Q&A: The view from Dennis Quaid’s “Vantage Point”
Dennis Quaid has been a household name for three decades, thanks to a diverse range of films including “Breaking Away,” “The Right Stuff, “Innerspace,” “Dragonheart,” “Far From Heaven” and the recent blockbuster “The Day After Tomorrow.” Now he’s starring in Columbia Pictures' edge-of-your-seat thriller “Vantage Point” as Presidential secret service agent Thomas Barnes. The film, directed by Irish filmmaker Pete Travis, focuses on the attempted assassination of the president and told in “Rashomon” style from eight different perspectives. Quaid co-stars with William Hurt, Matthew Fox and Sigourney Weaver and Forrest Whitaker.
Question: Are you a fan of these types of films?
Dennis Quaid: Yes, I always loved the movie “Rashomon” and how you can tell the same story from different points of view and how each point of view has a different truth to it, so what is the truth?

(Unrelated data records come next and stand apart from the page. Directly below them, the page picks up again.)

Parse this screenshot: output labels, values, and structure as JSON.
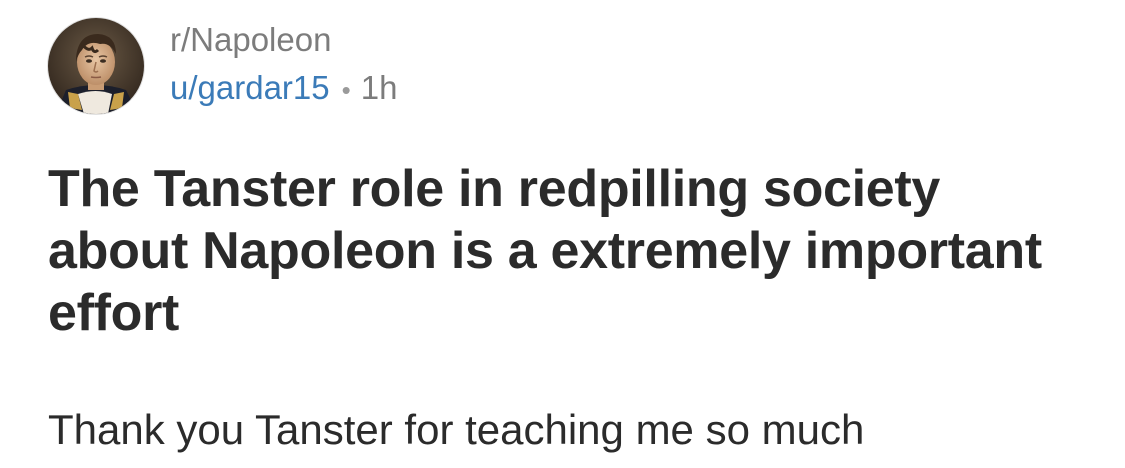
{
  "post": {
    "subreddit": "r/Napoleon",
    "author": "u/gardar15",
    "separator": "•",
    "age": "1h",
    "title": "The Tanster role in redpilling society about Napoleon is a extremely important effort",
    "body": "Thank you Tanster for teaching me so much"
  },
  "colors": {
    "subreddit": "#7c7c7c",
    "author": "#3b7bb8",
    "title": "#2b2b2b",
    "body": "#2b2b2b"
  },
  "icons": {
    "avatar": "subreddit-avatar-portrait"
  }
}
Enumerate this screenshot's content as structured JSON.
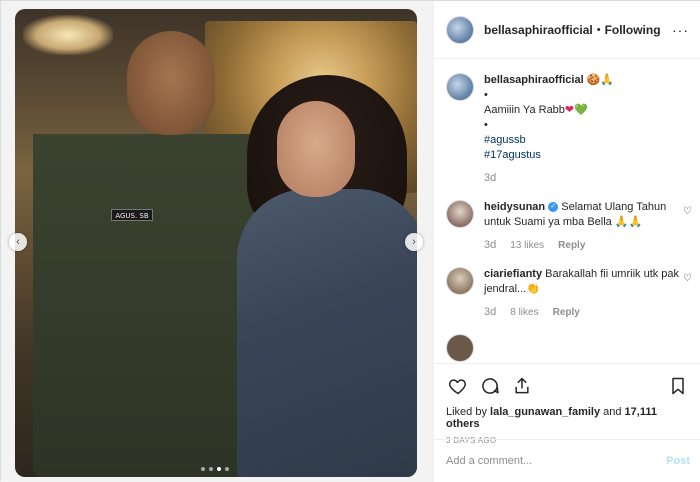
{
  "post": {
    "username": "bellasaphiraofficial",
    "separator": "•",
    "follow_label": "Following",
    "more_label": "···",
    "photo_name_tag": "AGUS. SB",
    "carousel": {
      "dots": 4,
      "active": 2
    }
  },
  "caption": {
    "username": "bellasaphiraofficial",
    "emoji": "🍪🙏",
    "bullet1": "•",
    "text_prefix": "Aamiiin Ya Rabb",
    "text_heart_red": "❤",
    "text_heart_green": "💚",
    "bullet2": "•",
    "tags": [
      "#agussb",
      "#17agustus"
    ],
    "time": "3d"
  },
  "comments": [
    {
      "username": "heidysunan",
      "verified_mark": "✓",
      "text": "Selamat Ulang Tahun untuk Suami ya mba Bella 🙏🙏",
      "time": "3d",
      "likes": "13 likes",
      "reply": "Reply"
    },
    {
      "username": "ciariefianty",
      "text": "Barakallah fii umriik utk pak jendral...👏",
      "time": "3d",
      "likes": "8 likes",
      "reply": "Reply"
    }
  ],
  "likes": {
    "prefix": "Liked by ",
    "user": "lala_gunawan_family",
    "middle": " and ",
    "count": "17,111 others"
  },
  "date_label": "3 DAYS AGO",
  "add_comment": {
    "placeholder": "Add a comment...",
    "post_label": "Post"
  }
}
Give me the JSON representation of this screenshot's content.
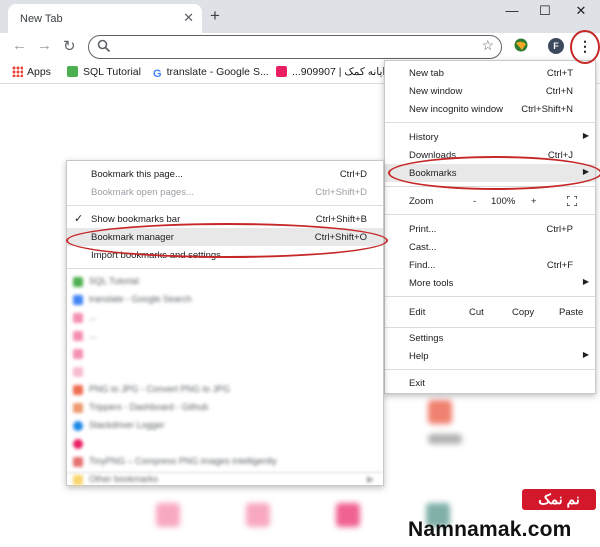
{
  "window": {
    "tab_title": "New Tab",
    "tab_close": "✕",
    "new_tab": "+",
    "minimize": "—",
    "maximize": "☐",
    "close": "✕"
  },
  "toolbar": {
    "back": "←",
    "forward": "→",
    "reload": "↻",
    "star": "☆",
    "avatar_letter": "F",
    "menu_icon": "⋮"
  },
  "bookmarks_bar": {
    "apps": "Apps",
    "items": [
      "SQL Tutorial",
      "translate - Google S...",
      "...909907 | ایانه کمک"
    ]
  },
  "main_menu": {
    "new_tab": {
      "label": "New tab",
      "shortcut": "Ctrl+T"
    },
    "new_window": {
      "label": "New window",
      "shortcut": "Ctrl+N"
    },
    "new_incognito": {
      "label": "New incognito window",
      "shortcut": "Ctrl+Shift+N"
    },
    "history": {
      "label": "History"
    },
    "downloads": {
      "label": "Downloads",
      "shortcut": "Ctrl+J"
    },
    "bookmarks": {
      "label": "Bookmarks"
    },
    "zoom": {
      "label": "Zoom",
      "minus": "-",
      "value": "100%",
      "plus": "+"
    },
    "print": {
      "label": "Print...",
      "shortcut": "Ctrl+P"
    },
    "cast": {
      "label": "Cast..."
    },
    "find": {
      "label": "Find...",
      "shortcut": "Ctrl+F"
    },
    "more_tools": {
      "label": "More tools"
    },
    "edit": {
      "label": "Edit",
      "cut": "Cut",
      "copy": "Copy",
      "paste": "Paste"
    },
    "settings": {
      "label": "Settings"
    },
    "help": {
      "label": "Help"
    },
    "exit": {
      "label": "Exit"
    }
  },
  "bookmarks_menu": {
    "bookmark_page": {
      "label": "Bookmark this page...",
      "shortcut": "Ctrl+D"
    },
    "bookmark_open_pages": {
      "label": "Bookmark open pages...",
      "shortcut": "Ctrl+Shift+D"
    },
    "show_bar": {
      "label": "Show bookmarks bar",
      "shortcut": "Ctrl+Shift+B"
    },
    "manager": {
      "label": "Bookmark manager",
      "shortcut": "Ctrl+Shift+O"
    },
    "import": {
      "label": "Import bookmarks and settings..."
    },
    "blurred_items": [
      "SQL Tutorial",
      "translate - Google Search",
      "...",
      "...",
      "",
      "",
      "PNG to JPG - Convert PNG to JPG",
      "Trippers - Dashboard - Github",
      "Stackdriver Logger",
      "",
      "TinyPNG – Compress PNG images intelligently",
      "Other bookmarks"
    ]
  },
  "watermark": {
    "badge": "نم نمک",
    "site": "Namnamak.com"
  }
}
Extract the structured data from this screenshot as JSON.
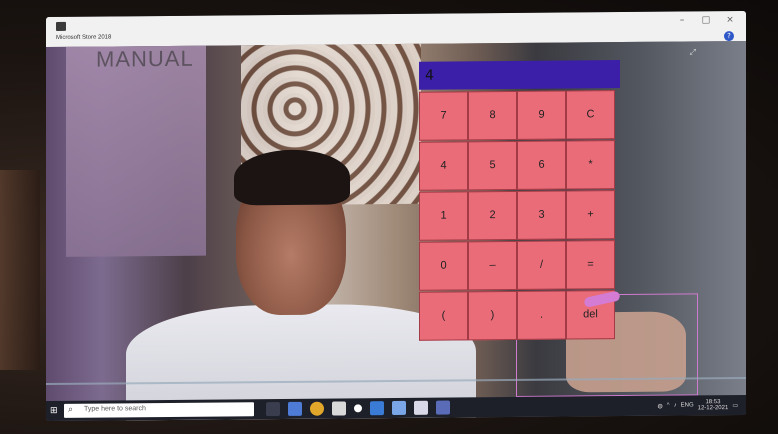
{
  "window": {
    "title": "Microsoft Store 2018",
    "controls": [
      "–",
      "□",
      "×"
    ]
  },
  "video_overlay": {
    "watermark_text": "MANUAL"
  },
  "calculator": {
    "display": "4",
    "rows": [
      [
        "7",
        "8",
        "9",
        "C"
      ],
      [
        "4",
        "5",
        "6",
        "*"
      ],
      [
        "1",
        "2",
        "3",
        "+"
      ],
      [
        "0",
        "–",
        "/",
        "="
      ],
      [
        "(",
        ")",
        ".",
        "del"
      ]
    ]
  },
  "taskbar": {
    "search_placeholder": "Type here to search",
    "tray_lang": "ENG",
    "time": "18:53",
    "date": "12-12-2021"
  },
  "colors": {
    "display_bg": "#3b1fa8",
    "button_bg": "#e96c78",
    "hand_box": "#d07ad0"
  }
}
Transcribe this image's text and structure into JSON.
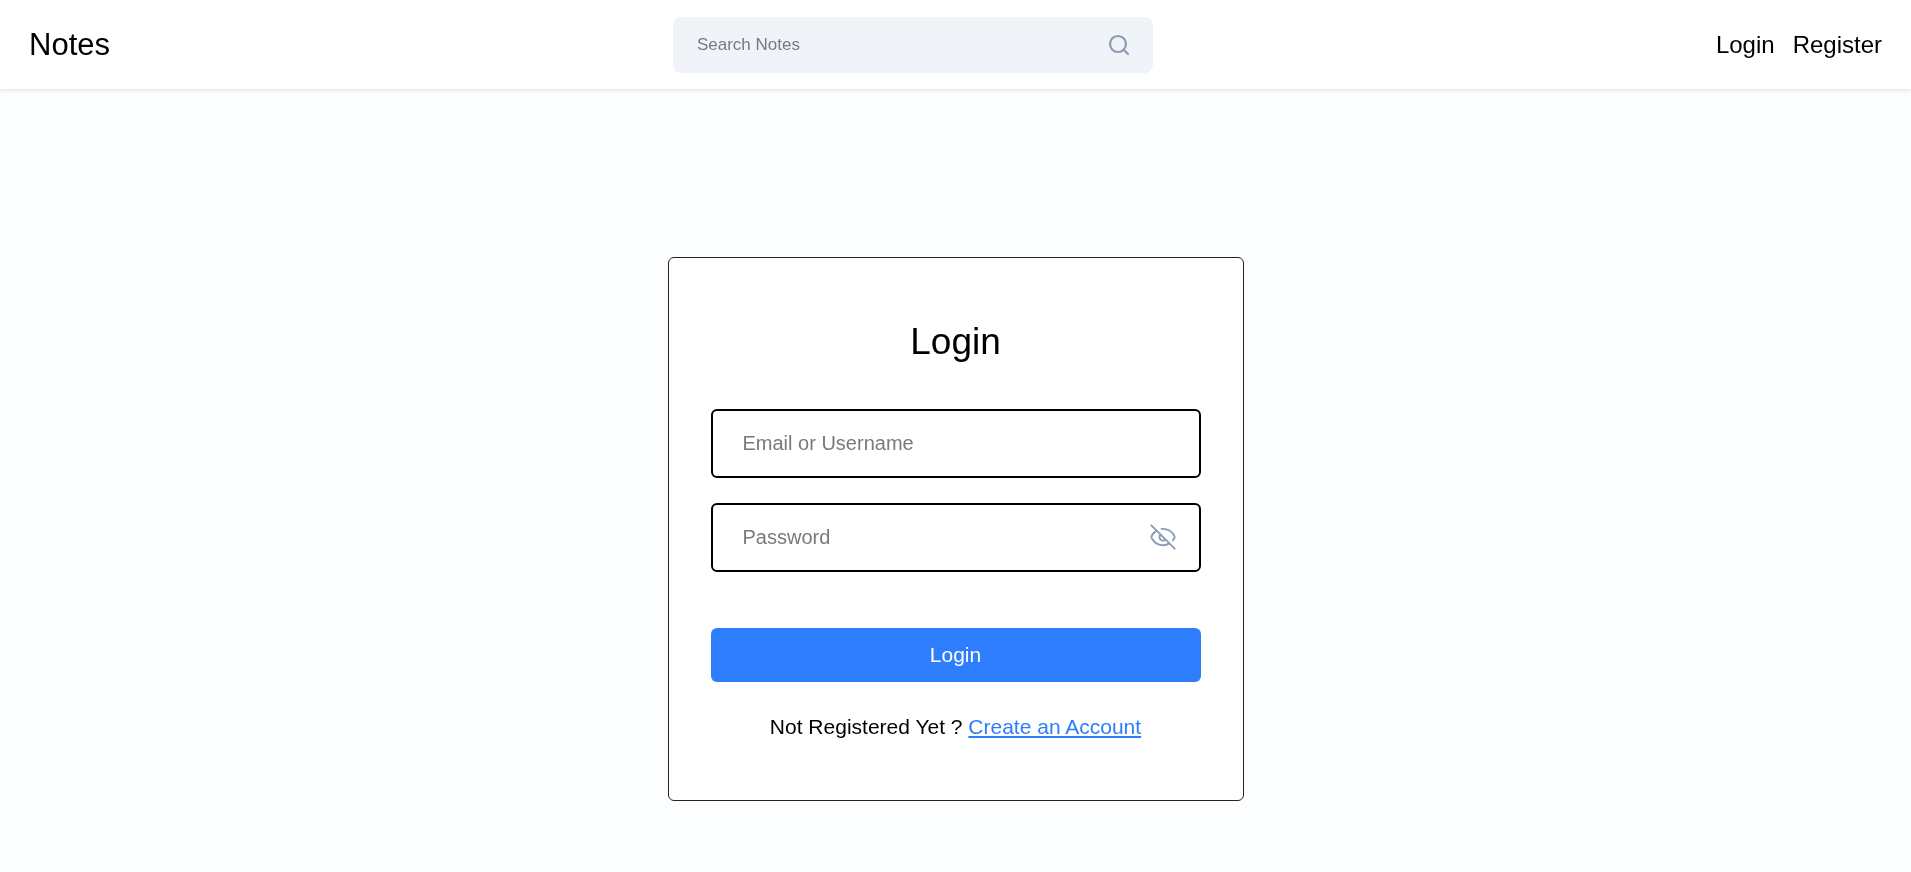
{
  "header": {
    "logo": "Notes",
    "search": {
      "placeholder": "Search Notes"
    },
    "nav_links": [
      "Login",
      "Register"
    ]
  },
  "login_card": {
    "title": "Login",
    "fields": [
      {
        "kind": "text",
        "placeholder": "Email or Username"
      },
      {
        "kind": "password",
        "placeholder": "Password"
      }
    ],
    "submit_button": "Login",
    "footer": {
      "text": "Not Registered Yet ?",
      "link": "Create an Account"
    }
  }
}
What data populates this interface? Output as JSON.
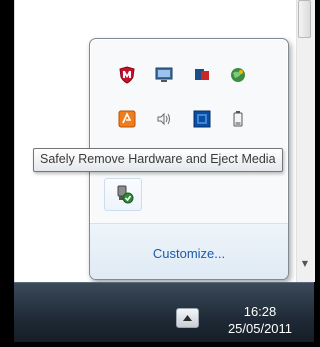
{
  "tooltip": {
    "text": "Safely Remove Hardware and Eject Media"
  },
  "overflow_panel": {
    "customize_label": "Customize...",
    "icons": [
      "mcafee-shield-icon",
      "monitor-icon",
      "network-security-icon",
      "globe-update-icon",
      "orange-app-icon",
      "speaker-volume-icon",
      "intel-graphics-icon",
      "battery-icon",
      "safely-remove-hardware-icon"
    ]
  },
  "taskbar": {
    "time": "16:28",
    "date": "25/05/2011",
    "show_hidden_icon": "triangle-up-icon"
  },
  "colors": {
    "link": "#1e5aa8",
    "taskbar_top": "#3b4a5a",
    "taskbar_bottom": "#151d26"
  }
}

Q: What attracted you to this film?
Quaid: It had me on the edge of my seat just reading the script!
Q: What do you think about your character Barnes?
Quaid: He’s a very tortured soul. The whole key to him is that he took a bullet for the President a year before the story started and this is his first day back on the job and he’s a very loyal, dedicated person to his President and his organization and he has as very high standard for himself. At the beginning of the movie he doesn’t know if he's up to it and he wonders if he can go out there again with a different point of view. After you’ve been bucked off a horse, getting on a horse the next time is a very different experience for you until you get on and start riding.
Q: What do you think of that job now you are more familiar with what they do?
Quaid: It sounds very adventurous and glamorous at first but most of your job is spent sitting in a hallway for 12 hours at a time and you can't even take a bathroom break. And you go from that to immediate jeopardy situations and you never know when the boogey man is going to jump up and you have to anticipate it.
Q: How physically challenging is a film like this?
Quaid: In a way the action makes it easier because all that is set up with the character and through the action is how it all comes out without me having to think about it or tell it through dialogue.
Q: How hard was it to have to say the same lines from different points of view?
Quaid: Tough, because I have to say them the same way each time so that was challenging. But what's interesting is that Pete put in a scene at the beginning of my character alone in a hotel room getting ready to go back to work and you can see how apprehensive he feels, so you see what's behind him and that's all I needed. Everything else I do is informed by that.
Q: How was working with Matthew Fox?
Quaid: I didn't know him before but he did a really great job in this film because he is very contained in this film and perfect for the part. I'd never watched “Lost” so I hadn’t seen him before. You usually find me on the History channel so I think he was glad I wasn’t grilling him about what's going on with the show.